Pattern analyzer
The pattern
analyzer allows you to define a custom analyzer that uses a regular expression (regex) to split input text into tokens. It also provides options for applying regex flags, converting tokens to lowercase, and filtering out stopwords.
Parameters
The pattern
analyzer can be configured with the following parameters.

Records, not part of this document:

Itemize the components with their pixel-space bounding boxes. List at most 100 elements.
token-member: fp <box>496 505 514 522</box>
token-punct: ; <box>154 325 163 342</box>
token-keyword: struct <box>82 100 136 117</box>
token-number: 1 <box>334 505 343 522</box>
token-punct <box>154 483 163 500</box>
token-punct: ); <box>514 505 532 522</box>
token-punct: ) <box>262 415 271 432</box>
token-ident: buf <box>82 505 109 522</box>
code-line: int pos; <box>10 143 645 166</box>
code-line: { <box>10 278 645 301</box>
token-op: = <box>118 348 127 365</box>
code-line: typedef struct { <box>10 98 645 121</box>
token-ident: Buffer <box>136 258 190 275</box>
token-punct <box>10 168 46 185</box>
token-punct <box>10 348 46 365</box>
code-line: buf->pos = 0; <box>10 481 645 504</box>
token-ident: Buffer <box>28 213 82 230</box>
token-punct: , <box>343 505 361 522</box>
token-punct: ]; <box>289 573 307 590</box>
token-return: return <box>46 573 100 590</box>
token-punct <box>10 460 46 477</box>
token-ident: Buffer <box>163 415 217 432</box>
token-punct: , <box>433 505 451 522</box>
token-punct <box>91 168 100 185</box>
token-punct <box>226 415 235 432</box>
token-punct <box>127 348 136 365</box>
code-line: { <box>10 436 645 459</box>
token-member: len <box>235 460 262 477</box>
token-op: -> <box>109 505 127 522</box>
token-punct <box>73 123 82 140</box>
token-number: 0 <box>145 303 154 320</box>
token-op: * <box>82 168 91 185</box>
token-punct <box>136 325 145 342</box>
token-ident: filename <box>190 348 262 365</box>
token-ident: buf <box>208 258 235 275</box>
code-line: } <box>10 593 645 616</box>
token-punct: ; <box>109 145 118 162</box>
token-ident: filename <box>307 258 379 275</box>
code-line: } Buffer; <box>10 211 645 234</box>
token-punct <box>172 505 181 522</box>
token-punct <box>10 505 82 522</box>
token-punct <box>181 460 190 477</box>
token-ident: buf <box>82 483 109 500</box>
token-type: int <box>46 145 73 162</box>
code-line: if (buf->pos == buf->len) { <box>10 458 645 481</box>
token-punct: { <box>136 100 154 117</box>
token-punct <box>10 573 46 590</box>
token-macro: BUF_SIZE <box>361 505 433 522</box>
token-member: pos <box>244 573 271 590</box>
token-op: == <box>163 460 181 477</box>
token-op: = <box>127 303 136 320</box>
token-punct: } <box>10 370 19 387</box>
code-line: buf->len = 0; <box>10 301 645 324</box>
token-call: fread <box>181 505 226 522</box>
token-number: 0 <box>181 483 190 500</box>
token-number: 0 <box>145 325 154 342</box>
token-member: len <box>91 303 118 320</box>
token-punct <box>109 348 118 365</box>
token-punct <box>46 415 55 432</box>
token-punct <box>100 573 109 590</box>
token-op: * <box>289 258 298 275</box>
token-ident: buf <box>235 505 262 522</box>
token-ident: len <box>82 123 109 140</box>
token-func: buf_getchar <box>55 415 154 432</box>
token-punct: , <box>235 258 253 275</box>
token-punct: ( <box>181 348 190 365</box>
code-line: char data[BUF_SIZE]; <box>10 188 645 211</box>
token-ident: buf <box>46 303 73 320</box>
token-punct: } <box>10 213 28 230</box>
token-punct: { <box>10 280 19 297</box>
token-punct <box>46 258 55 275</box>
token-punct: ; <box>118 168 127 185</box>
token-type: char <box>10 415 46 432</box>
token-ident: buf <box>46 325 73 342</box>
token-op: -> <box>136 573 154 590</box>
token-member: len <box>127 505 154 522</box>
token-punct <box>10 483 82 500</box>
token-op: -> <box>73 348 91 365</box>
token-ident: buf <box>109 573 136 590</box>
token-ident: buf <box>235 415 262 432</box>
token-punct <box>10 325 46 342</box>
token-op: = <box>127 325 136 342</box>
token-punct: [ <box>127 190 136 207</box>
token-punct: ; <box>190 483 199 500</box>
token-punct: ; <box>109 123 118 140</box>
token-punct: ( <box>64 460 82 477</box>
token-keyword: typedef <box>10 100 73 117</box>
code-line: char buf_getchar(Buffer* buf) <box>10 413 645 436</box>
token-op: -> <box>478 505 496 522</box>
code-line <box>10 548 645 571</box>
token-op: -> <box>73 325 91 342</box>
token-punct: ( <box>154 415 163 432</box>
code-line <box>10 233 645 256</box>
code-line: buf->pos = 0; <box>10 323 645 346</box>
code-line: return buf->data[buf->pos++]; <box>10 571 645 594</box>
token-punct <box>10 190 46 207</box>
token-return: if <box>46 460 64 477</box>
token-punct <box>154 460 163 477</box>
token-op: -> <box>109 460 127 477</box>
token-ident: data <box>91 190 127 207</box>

Parameter | Required/Optional | Data type | Description |
---|---|---|---|
pattern | Optional | String | A Java regular expression used to tokenize the input. Default is \W+ . |
flags | Optional | String | A string containing pipe-separated Java regex flags that modify the behavior of the regular expression. |
lowercase | Optional | Boolean | Whether to convert tokens to lowercase. Default is true . |
stopwords | Optional | String or list of strings | A string specifying a predefined list of stopwords (such as _english_ ) or an array specifying a custom list of stopwords. Default is _none_ . |
stopwords_path | Optional | String | The path (absolute or relative to the config directory) to the file containing a list of stopwords. |
Example
Use the following command to create an index named my_pattern_index
with a pattern
analyzer:
PUT /my_pattern_index
{
"settings": {
"analysis": {
"analyzer": {
"my_pattern_analyzer": {
"type": "pattern",
"pattern": "\\W+",
"lowercase": true,
"stopwords": ["and", "is"]
}
}
}
},
"mappings": {
"properties": {
"my_field": {
"type": "text",
"analyzer": "my_pattern_analyzer"
}
}
}
}
Generated tokens
Use the following request to examine the tokens generated using the analyzer:
POST /my_pattern_index/_analyze
{
"analyzer": "my_pattern_analyzer",
"text": "OpenSearch is fast and scalable"
}
The response contains the generated tokens:
{
"tokens": [
{
"token": "opensearch",
"start_offset": 0,
"end_offset": 10,
"type": "word",
"position": 0
},
{
"token": "fast",
"start_offset": 14,
"end_offset": 18,
"type": "word",
"position": 2
},
{
"token": "scalable",
"start_offset": 23,
"end_offset": 31,
"type": "word",
"position": 4
}
]
}